Five former directors of NIDILRR shared memories and lessons from their time at NIDILRR and honored the colleagues that made their work possible. (Left to right at the table: Margaret J. Giannini, MD, FAAP; William H. Graves, EdD, CRC; Katherine D. Seelman, PhD; K. Charlie Lakin, PhD; and John Tschida, MPP)
After receiving her award, Dr. Giannini said she was happy to be back "home" in the company of the NIHR/NIDILRR family. She discussed the early history of the National Institute for Handicap Research (now known as NIDILRR) and the importance of research that encompasses people with disabilities' entire day, from getting out of bed to work and recreational activities. People with disabilities, she said, "want to live, learn, earn, laugh, and love" like all of us.
Three Mary Switzer Fellows (Peii Chen, PhD; Jongsang Son, PhD; and Crystal M. Noller, PhD) discussed their current research. NIDILRR's Switzer Research Fellow Program supports highly qualified individuals, including those with disabilities, to perform research on rehabilitation, independent living, and other experiences and outcomes of individuals with disabilities.

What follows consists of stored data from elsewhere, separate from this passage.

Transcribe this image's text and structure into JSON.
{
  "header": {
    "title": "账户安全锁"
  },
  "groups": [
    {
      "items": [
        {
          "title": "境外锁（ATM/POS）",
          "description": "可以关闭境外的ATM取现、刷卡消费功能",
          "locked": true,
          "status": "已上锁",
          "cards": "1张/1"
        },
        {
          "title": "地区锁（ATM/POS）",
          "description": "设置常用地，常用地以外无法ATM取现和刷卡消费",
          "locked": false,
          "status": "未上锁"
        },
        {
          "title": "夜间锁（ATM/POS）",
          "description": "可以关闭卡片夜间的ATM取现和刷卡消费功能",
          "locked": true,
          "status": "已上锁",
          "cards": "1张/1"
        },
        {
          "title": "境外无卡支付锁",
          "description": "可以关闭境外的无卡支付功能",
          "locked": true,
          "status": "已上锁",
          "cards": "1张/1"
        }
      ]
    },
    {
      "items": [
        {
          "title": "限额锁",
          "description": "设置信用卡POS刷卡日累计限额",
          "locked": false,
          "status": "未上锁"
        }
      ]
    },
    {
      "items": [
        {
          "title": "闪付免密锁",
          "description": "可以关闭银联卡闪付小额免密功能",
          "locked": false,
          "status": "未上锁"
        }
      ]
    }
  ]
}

Michael L. Boninger, MD of the the University of Pittsburgh discussed the impact of NIDILRR's model systems for people with spinal cord injuries. He shared the story of Jamie, who was in a car accident resulting in a spinal cord injury. The longitudinal data collected through the model systems affected every aspect of her care and recovery, from her interdisciplinary ICU team, to an early depression screening, to encouragement to participate in sports.

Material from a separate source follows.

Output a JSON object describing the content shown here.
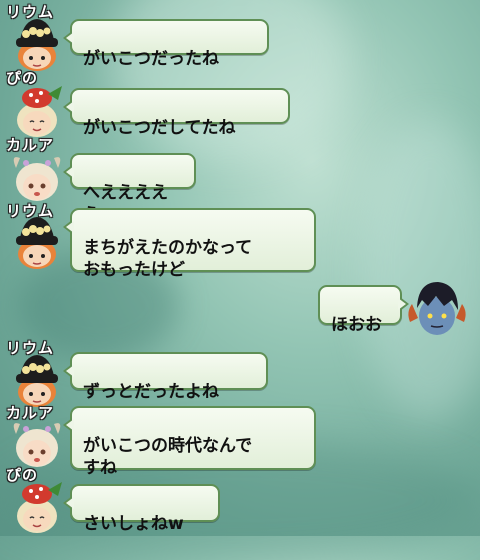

Judith A. Cook, PhD of the University of Illinois - Chicago talked about the impact of NIDILRR's work for people with psychiatric disabilities. She described how the goal of supporting individuals with psychiatric disabilities has gradually shifted from a "cure" model to a long-term rehabilitation and recovery model. She applauded NIDILRR's participatory process which includes people with disabilities throughout the research process, as well as NIDILRR's willingness to support "high risk, high payoff" studies.
Gregg , PhD of the University of Maryland discussed how NIDILRR has helped make many of the most important technological developments accessible to people with disabilities. For example, 9 of the 10 accessibility features Microsoft built into Windows 95 were developed by NIDILRR grantees, and NIDILRR played a key role in supporting accessibility standards during the early days of the internet.
Ruth Brannon, Director of NIDILRR's Office of Research Science, reflected on her decades of work in the field of disability research and her 21 years of federal service noting that NIDILRR has evolved and focused its work over the years. Ruth will be retiring this month and was honored by many speakers for her role in NIDILRR's success.
NIDILRR Deputy Director Kristi Hill, PhD spoke about NIDILRR's future including technology like automation and robotics, ensuring research is practical and applicable to people's lives, and expanding partnerships with other agencies and the private sector. But ultimately, she said, "NIDILRR's future is about people more than anything else."
NIDILRR Director Bob Jaeger, PhD, closed out the program by reminding the audience of the words of the Declaration of Independence. "When I see people who have disabilities, I realize that they also have unalienable rights and when they can't exercise those rights, that upsets me," he said, reaffirming NIDILRR's commitment to uphold those rights. He also honored his mentor, Dr. Giannini, who he credited with inspiring him to enter the field of rehabilitation research.